Superconductivity induced by long-range repulsive interaction in hole-doped cuprates.

We analyze the t-Jz-V model with second- and third-neighbor hoppings to explore how superconductivity can emerge from long-range repulsive interactions in hole-doped cuprates. We show that long-range repulsion can be responsible for expelling holes from the stripes as pairs. This phenomenon is crucial because it explains the coexistence of superconducting pairs with non-superconducting stripes, the existence of a pair density wave (PDW)[1] and interaction energy competition that determines stripe separation. We use realistic values of t, t′, t′′, J, and V obtained by fitting experimental data and ab initio calculations[2] to calculate a magnetic-structure and superconducting phase diagram that closely matches the experimental results for different values of J and V. We discuss the effects of J and V on the phase diagram and propose a two-phase model to explain the properties of hole-doped cuprates such as LSCO, Nd-LSCO, and Eu-LSCO[3].

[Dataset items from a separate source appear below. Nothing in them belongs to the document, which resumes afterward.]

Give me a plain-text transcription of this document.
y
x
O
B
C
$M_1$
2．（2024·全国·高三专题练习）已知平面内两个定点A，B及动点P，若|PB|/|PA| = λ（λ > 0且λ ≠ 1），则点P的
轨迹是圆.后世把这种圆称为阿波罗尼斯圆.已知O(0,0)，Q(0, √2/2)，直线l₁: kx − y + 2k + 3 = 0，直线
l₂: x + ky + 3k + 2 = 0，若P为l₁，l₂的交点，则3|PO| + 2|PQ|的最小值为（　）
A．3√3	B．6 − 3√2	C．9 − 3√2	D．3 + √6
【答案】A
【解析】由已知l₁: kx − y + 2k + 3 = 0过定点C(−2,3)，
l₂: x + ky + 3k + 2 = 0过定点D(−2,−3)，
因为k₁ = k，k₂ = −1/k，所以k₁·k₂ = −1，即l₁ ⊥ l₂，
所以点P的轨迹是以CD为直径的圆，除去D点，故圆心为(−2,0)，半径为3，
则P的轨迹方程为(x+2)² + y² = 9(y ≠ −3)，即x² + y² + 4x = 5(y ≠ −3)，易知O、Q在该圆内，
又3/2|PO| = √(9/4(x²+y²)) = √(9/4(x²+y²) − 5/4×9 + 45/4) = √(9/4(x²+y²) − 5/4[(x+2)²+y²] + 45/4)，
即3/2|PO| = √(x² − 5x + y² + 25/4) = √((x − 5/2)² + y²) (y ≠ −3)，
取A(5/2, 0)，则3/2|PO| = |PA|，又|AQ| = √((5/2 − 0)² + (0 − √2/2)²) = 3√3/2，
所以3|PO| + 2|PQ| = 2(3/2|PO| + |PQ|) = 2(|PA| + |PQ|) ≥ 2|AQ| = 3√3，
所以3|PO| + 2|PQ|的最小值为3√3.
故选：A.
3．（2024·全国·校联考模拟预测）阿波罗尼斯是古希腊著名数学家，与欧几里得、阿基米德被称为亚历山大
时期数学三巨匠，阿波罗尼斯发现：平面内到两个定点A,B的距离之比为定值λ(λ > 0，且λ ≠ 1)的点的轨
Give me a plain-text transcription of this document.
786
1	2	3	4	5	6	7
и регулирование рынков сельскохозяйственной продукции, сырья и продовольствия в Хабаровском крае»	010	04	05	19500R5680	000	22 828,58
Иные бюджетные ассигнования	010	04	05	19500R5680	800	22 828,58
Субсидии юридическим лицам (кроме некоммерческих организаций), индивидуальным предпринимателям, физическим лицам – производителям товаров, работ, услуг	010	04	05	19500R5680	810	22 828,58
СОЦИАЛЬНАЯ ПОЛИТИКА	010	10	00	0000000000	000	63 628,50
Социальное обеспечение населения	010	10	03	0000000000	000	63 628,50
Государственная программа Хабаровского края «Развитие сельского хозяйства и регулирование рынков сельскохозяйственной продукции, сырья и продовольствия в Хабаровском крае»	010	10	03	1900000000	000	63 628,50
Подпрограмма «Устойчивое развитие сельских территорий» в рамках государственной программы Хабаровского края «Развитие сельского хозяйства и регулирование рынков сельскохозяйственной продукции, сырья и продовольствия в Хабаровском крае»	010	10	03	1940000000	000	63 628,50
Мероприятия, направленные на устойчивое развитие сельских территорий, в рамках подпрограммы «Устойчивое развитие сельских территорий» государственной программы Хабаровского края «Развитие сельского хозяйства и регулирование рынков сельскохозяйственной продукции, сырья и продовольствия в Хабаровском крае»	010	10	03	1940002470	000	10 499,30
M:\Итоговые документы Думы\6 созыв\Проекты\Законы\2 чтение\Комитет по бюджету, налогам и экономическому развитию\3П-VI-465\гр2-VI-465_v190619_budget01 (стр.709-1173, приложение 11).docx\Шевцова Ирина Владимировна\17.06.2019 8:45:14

[1] Du, Z., Li, H., Joo, S. H., Donoway, E. P., Lee, J., Davis, J. C. S., … Fujita, K. (2020). Imaging the energy gap modulations of the cuprate pair-density-wave state. Nature, 580(7801), 65–70. doi:10.1038/s41586-020-2143-x

[2] Calzado, Carmen & Malrieu, J.-P. (2001). Proposal of an extended t-J Hamiltonian for high-Tc cuprates from ab initio calculations on embedded clusters. Physical Review B - Condensed Matter and Materials Physics. 63. 2145201-21452013.

[3] U.A. Diaz-Reynoso and F. Mireles (to be submitted to PRB)